Sur les frais liés au litige :
11. Les dispositions de l'article L. 761-1 du code de justice administrative font obstacle à ce que soit mis à la charge du Fonds de garantie des victimes d'actes de terrorisme et d'autres infractions, qui n'est pas dans la présente instance la partie perdante, le versement de quelque somme que ce soit sur leur fondement. En revanche, il y a lieu, dans les circonstances de l'espèce, de mettre à la charge du département de l'Hérault le versement au Fonds de garantie des victimes d'actes de terrorisme et d'autres infractions de la somme de 2 000 euros en application de ces dispositions.
D E C I D E :
Article 1er : La requête présentée par le département de l'Hérault est rejetée.

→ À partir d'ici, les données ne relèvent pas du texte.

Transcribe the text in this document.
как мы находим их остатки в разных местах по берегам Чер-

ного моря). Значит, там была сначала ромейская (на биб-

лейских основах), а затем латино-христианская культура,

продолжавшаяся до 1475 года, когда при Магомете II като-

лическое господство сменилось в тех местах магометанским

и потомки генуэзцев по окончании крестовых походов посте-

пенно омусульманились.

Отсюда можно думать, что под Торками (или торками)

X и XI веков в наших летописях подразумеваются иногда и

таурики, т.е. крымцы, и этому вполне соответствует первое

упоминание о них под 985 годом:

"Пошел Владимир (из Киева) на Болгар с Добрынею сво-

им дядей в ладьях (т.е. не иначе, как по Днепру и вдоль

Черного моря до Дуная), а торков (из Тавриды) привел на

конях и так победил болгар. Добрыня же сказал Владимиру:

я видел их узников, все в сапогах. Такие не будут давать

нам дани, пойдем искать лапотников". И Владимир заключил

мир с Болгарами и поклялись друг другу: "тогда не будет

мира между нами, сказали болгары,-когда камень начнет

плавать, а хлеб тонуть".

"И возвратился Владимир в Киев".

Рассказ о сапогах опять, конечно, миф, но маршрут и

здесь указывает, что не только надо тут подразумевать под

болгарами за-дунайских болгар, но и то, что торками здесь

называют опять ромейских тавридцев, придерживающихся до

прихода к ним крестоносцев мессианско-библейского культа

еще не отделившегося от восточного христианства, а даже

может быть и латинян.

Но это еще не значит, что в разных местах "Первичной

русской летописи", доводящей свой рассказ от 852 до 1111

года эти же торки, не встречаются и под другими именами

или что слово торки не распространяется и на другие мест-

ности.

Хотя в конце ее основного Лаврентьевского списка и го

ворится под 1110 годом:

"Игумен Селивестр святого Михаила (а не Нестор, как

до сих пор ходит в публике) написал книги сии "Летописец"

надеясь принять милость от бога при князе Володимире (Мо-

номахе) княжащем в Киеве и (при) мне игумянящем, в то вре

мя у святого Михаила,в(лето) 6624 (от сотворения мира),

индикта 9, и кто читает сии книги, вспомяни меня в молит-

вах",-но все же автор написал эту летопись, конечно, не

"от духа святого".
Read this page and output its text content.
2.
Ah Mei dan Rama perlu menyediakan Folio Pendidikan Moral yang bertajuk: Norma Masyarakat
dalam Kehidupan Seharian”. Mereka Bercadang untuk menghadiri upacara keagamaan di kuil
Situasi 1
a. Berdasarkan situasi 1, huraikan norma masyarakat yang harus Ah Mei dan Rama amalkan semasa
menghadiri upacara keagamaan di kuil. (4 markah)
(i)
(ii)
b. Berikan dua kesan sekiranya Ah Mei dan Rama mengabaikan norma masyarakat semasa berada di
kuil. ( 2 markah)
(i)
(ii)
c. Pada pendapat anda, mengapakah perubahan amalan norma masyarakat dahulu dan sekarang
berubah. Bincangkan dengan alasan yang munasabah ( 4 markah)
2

Article 2 : La somme que le département de l'Hérault est condamné à verser au Fonds de garantie des victimes d'actes de terrorisme et d'autres infractions est portée à 140 500 euros.
Article 3 : Le jugement n° 2001246 du 15 juin 2021 du tribunal administratif de Montpellier est réformé en ce qu'il a de contraire au présent arrêt.
Article 4 : Le département de l'Hérault versera au Fonds de garantie des victimes d'actes de terrorisme et d'autres infractions la somme de 2 000 euros au titre de l'article L. 761-1 du code de justice administrative.
Article 5 : Le présent arrêt sera notifié au département de l'Hérault et au Fonds de garantie des victimes d'actes de terrorisme et d'autres infractions.
Délibéré après l'audience du 30 novembre 2023, où siégeaient :
- M. Barthez, président,
- M. Lafon, président assesseur,
- Mme Restino, première conseillère.
Rendu public par mise à disposition au greffe le 14 décembre 2023.
Le rapporteur,
N. Lafon
Le président,
A. Barthez
Le greffier,
F. Kinach
La République mande et ordonne au préfet de l'Hérault en ce qui le concerne ou à tous commissaires de justice à ce requis en ce qui concerne les voies de droit commun contre les parties privées, de pourvoir à l'exécution de la présente décision.